Can encoding String to Data with utf8 fail?

nick.keets · April 1, 2019, 11:43am

Can this string.data(using: .utf8)! ever fail? Is it safe to use it for any user input?

kirilltitov · April 1, 2019, 12:11pm

Theoretically, yes. In reality, I've never encountered it yet :)

However, if you want to get just bytes from string, you can always do this: let myBytes = [UInt8](myString.utf8) (and then Data(myBytes) if you really need it as Data).

johannesweiss · April 1, 2019, 1:33pm

It can fail, for example with this broken NSString:

import Foundation

let x = "💇‍♀️" as NSString
// this will create a broken string by using NSString's UTF16 offsets which is illegal here as we're splitting within one surrogate pair.
let bad = x.substring(with: NSRange(location: 0, length: 1)).data(using: .utf8)
print(bad.debugDescription) // will print 'nil'

if you want something that can't fail, use String.utf8 which yield a UTF8View which will use Unicode's replacement character in case you have some illegal string. If you want a Data containing the UTF8 bytes from a String, you could use

import Foundation

let x = "💇‍♀️" as NSString
// this will create a broken string by using NSString's UTF16 offsets which is illegal here as we're splitting within one surrogate pair.
let badString = x.substring(with: NSRange(location: 0, length: 1))
print(Data(badString.utf8)) // will print '3 bytes'

which can't fail. The 3 bytes you'll find in there are this replacement character.

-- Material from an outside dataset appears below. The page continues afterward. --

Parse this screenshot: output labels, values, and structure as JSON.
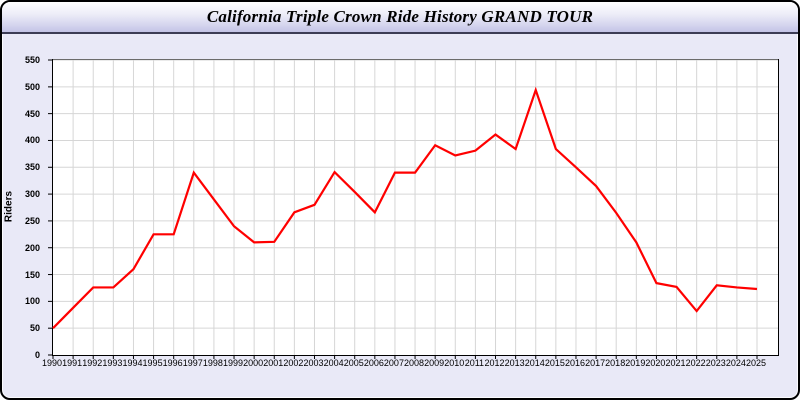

YOCKOW · October 22, 2020, 4:20am

(I know this topic is old, but think it should be updated.)

From Swift 5(5.1), string.data(using: .utf8) is the very same with Data(string.utf8) since swift#24215, swift#24239, and swift-corelibs-foundation#2173 were merged.

Therefore, bad.debugDescription in @johannesweiss's first example above is not nil any longer in recent Swift.